Menschen schieben Bus als Zeichen der Zusammenarbeit

Sozialpolitische Themen

Migration und Integration gehören zusammen

Das Integrationskonzept der Stadt Aachen
Die Arbeitsplattform Migration ist der Zusammenschluss der jeweils sechs Integrationsagenturen und Migrationsberatungsstellen bei den Wohlfahrtsverbänden in der Städteregion Aachen. Als Mitgliedsorganisationen des Paritätischen sind das Pädagogische Zentrum e.V., Refugio e.V. und Türöffner e.V. vertreten. Die Arbeitsplattform Migration beteiligt sich an der Organisation der Partizipationsprozesse von relevanten Fachleuten zur Entwicklung des Integrationskonzeptes. Die Kooperation aller Ebenen ist dabei eine unerlässliche Bedingung und mit großen zeitlichen Ressourcen verbunden. Durch diese Zusammenarbeit ergänzen sich die Aufgaben kommunaler und gemeinnütziger Träger zu einem gemeinsamen Ziel – dem friedlichen Zusammenleben aller Nationalitäten in der Städteregion Aachen.

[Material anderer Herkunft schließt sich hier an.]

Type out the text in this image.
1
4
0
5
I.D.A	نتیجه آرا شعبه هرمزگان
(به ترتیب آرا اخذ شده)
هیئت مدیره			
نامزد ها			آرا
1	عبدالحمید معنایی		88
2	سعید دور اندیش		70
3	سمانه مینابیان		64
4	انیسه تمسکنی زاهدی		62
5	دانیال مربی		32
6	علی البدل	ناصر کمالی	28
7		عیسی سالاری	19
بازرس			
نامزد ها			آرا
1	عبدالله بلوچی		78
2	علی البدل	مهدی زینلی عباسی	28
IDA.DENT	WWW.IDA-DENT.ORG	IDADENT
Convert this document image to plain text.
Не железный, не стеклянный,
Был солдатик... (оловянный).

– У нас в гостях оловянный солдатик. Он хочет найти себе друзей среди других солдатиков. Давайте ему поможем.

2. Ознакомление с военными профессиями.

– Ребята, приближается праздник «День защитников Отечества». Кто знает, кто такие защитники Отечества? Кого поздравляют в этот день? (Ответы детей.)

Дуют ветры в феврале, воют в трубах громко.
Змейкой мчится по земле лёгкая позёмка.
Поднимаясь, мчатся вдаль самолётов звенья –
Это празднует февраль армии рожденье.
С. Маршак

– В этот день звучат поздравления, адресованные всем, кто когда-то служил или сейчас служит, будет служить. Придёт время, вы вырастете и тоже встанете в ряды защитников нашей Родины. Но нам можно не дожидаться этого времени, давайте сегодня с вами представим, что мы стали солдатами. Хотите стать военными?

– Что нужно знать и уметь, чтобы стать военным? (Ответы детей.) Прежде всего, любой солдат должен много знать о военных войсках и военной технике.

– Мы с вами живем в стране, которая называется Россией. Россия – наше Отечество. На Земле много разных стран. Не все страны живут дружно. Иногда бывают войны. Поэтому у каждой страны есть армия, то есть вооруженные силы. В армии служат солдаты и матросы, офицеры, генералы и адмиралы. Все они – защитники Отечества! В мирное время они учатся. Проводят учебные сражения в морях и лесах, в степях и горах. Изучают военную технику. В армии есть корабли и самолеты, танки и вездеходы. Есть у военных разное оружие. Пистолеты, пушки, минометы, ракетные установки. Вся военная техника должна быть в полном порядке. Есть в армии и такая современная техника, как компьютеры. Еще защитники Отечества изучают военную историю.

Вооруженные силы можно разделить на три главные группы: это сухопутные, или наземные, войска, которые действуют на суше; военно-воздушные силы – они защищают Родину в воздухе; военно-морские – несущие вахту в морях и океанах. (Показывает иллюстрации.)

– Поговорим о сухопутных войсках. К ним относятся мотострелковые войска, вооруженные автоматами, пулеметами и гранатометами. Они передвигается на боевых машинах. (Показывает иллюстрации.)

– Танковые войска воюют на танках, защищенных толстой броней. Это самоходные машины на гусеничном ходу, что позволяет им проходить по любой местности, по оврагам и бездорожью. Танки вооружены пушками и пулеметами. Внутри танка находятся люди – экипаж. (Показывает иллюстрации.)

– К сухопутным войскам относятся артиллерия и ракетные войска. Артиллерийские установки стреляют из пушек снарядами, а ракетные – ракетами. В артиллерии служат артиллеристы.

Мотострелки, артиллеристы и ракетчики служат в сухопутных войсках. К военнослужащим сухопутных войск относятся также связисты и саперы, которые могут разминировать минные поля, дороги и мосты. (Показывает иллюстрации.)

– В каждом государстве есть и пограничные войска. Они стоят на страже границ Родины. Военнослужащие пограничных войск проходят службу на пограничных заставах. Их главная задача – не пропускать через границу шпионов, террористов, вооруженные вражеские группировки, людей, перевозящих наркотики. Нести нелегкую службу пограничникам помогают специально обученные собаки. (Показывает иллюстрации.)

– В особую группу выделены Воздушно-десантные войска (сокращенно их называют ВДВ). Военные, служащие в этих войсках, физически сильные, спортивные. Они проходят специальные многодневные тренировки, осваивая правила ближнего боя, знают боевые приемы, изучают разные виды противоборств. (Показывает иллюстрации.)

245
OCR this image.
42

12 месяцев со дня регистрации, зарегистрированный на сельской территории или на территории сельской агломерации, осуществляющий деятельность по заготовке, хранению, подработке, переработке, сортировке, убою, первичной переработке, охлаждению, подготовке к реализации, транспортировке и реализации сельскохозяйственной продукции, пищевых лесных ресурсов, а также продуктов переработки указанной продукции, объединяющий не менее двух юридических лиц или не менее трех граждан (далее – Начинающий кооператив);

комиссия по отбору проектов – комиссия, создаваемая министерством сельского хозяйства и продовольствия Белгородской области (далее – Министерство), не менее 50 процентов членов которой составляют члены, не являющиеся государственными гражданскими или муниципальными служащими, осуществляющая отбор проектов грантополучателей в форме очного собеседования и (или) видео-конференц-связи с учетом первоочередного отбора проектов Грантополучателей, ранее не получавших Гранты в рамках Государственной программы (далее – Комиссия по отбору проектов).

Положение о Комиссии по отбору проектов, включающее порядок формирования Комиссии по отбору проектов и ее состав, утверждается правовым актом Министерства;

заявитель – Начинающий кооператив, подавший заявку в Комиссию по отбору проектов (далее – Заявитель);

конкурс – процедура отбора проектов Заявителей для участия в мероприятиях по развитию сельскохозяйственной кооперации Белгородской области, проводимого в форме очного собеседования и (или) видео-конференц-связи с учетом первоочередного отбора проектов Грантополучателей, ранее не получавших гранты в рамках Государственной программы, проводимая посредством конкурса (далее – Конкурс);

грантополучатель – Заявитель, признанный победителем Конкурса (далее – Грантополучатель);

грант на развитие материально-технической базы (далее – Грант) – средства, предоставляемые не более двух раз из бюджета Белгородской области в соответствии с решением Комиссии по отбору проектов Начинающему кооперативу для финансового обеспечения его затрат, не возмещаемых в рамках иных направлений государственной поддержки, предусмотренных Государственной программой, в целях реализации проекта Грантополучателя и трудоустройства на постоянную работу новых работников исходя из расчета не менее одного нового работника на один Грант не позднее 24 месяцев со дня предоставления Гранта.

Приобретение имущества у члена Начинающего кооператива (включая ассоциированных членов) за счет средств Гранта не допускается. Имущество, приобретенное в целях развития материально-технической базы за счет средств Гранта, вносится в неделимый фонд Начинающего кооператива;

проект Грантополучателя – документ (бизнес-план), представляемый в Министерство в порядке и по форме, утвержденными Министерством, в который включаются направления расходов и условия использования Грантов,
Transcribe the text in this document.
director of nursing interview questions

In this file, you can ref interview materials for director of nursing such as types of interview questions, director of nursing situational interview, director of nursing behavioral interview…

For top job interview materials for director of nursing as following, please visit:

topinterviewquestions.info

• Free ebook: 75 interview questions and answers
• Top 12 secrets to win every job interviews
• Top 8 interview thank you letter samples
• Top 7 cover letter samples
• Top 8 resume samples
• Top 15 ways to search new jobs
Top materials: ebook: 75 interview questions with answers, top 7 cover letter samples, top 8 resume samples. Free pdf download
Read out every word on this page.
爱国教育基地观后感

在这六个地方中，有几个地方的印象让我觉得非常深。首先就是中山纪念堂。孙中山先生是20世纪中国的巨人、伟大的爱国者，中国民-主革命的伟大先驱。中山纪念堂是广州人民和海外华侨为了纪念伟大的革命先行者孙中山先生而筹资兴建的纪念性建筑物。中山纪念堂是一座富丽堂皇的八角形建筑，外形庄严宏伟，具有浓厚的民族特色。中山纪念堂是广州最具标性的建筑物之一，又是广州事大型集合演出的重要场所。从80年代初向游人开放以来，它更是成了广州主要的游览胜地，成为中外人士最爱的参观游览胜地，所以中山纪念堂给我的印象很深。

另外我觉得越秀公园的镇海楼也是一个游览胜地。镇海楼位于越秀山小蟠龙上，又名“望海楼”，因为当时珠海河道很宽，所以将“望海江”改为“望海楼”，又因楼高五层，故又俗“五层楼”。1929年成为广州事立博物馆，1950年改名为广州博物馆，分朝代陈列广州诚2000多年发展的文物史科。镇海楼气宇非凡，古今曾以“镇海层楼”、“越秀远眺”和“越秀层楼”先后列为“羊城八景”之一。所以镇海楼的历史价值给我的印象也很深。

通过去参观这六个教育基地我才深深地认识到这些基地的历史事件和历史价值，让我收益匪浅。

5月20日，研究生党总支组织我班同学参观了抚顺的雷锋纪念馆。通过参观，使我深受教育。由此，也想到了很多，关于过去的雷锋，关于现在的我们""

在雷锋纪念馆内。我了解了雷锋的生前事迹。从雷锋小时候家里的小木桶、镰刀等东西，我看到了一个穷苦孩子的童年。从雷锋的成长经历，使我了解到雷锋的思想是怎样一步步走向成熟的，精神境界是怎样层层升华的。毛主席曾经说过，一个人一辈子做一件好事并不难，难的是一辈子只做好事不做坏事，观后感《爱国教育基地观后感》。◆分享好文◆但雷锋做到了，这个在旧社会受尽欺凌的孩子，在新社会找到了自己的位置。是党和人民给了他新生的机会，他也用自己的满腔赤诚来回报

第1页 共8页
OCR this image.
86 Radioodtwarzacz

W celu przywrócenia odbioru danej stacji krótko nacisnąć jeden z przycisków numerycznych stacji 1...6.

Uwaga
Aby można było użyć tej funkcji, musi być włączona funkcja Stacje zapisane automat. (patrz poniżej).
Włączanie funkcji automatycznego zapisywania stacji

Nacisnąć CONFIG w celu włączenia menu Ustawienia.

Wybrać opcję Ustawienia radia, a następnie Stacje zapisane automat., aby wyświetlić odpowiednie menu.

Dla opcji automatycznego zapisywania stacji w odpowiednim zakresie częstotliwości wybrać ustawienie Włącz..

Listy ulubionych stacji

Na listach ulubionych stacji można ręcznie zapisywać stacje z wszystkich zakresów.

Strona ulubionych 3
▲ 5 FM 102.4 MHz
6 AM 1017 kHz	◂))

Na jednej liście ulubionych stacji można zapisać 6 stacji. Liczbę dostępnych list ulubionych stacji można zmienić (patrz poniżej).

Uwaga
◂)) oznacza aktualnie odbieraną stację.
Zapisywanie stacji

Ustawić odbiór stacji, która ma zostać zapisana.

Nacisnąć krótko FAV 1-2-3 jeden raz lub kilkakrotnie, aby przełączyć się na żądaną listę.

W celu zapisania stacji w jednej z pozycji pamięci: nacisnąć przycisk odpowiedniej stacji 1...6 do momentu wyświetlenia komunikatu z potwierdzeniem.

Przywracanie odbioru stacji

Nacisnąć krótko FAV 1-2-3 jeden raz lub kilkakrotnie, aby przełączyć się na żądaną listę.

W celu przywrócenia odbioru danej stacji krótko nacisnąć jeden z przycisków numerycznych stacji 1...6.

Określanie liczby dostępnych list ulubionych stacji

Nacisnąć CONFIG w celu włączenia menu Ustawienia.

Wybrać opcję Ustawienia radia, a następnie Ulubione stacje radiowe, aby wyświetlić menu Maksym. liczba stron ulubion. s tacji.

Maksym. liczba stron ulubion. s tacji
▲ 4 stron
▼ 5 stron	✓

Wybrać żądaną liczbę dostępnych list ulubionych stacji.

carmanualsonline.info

Gemeinsam mit der Fachbereichsleitung, dem Kommunalen Integrationszentrum der Stadt Aachen, den Migrantenvertreter*innen und der*dem Integrationsbeauftragten haben wir unter Moderation des Instituts für Soziale Innovation die verschiedensten Beteiligungsforen, Initiativkreise und Fachforen entwickelt, geplant und durchgeführt. Alle Ergebnisse wurden gemeinsam ausgewertet, verschriftet und kontinuierlich weiterentwickelt bis hin zum Entwurf der aktuellen Version des Integrationskonzepts. Erfreulich konstruktiv und im Landesvergleich einmalig war dabei immer das Prinzip der gleichberechtigten Partizipation quer durch alle Bevölkerungsgruppen, Institutionen, Vereine, Verwaltung und Politik. Gegenwärtig werden durch Politik und Verwaltung Handlungsfelder definiert, die den unterschiedlichen Zuständigkeiten und Kostenstellen zugeordnet werden sollen.


Demokratie
Der Workshop „Standort Demokratie – Haltung entwickeln im Dialog“ ist das Ergebnis immer wiederkehrender, intensiver kollegialer Anfragen. Eingeladen und durchgeführt haben gemeinsam die Kooperationspartner in der Migrationsarbeit:

  • die Kommunalen Integrationszentren der Stadt Aachen und der StädteRegion Aachen
  • die Integrationsbeauftragten der Stadt Aachen und
  • die Arbeitsplattform Migration


Angesichts gesellschaftspolitischer Veränderungen entstehen gerade im Migrations- und Integrationsbereich neue Herausforderungen wie Demokratiegefährdung, zunehmender Populismus und Demokratiefeindlichkeit.
Daher ist es unerlässlich als Multiplikator Stellung zu beziehen, die eigene Haltung und Erfahrungen zu hinterfragen und diese für den professionellen Arbeitsalltag zu stärken und zu vertreten. Ziel der Veranstaltung „Standort Demokratie - Haltung entwickeln im Dialog“ war es, eigene Erfahrungen und Haltungen einordnen zu können; darüber hinaus eine Standortbestimmung bezüglich des eigenen Demokratieverständnisses vorzunehmen und professionelles „Handwerkzeug“ zum bestmöglichen Umgang sowohl mit dem Klientel, als auch mit Fachkräften, die im sozialen Bereich tätig sind, zu entwickeln.

Mit diesem Workshop beginnt eine Reihe nachfolgender Dialogveranstaltungen, die sich an weiteren Orten und Quartieren in Aachen und in der Städteregion Aachen fortsetzen soll.

Bundesteilhabegesetz
Das Bundesteilhabegesetz – Fachgespräch mit Expert*innen
Die Veranstaltung der AG zum Bundesteilhabegesetz in den Kurparkterrassen fand vor der letzten Lesung im Bundestag statt. Wir haben Expert*innen aus den Einrichtungen aufs Podium gebeten und die mehr als 100 Gäste aus den Vereinen und Verbänden konnten ihre Fragen und Bedenken vortragen. Am Ende wurde daraus ein Paket geschnürt, das wir den Politiker*innen für die abschließenden Beratungen mit auf den Weg gegeben haben.
Bei einer Informationsveranstaltung beschrieb der Experte der CDU, Uwe Schummer -im Ehrenamt auch Landesvorsitzender der Lebenshilfe NRW- die mehr als 70 Änderungen, die noch in den Gesetzesentwurf eingearbeitet werden konnten. Auch er betonte, dass noch nicht alle Baustellen beseitigt werden konnten.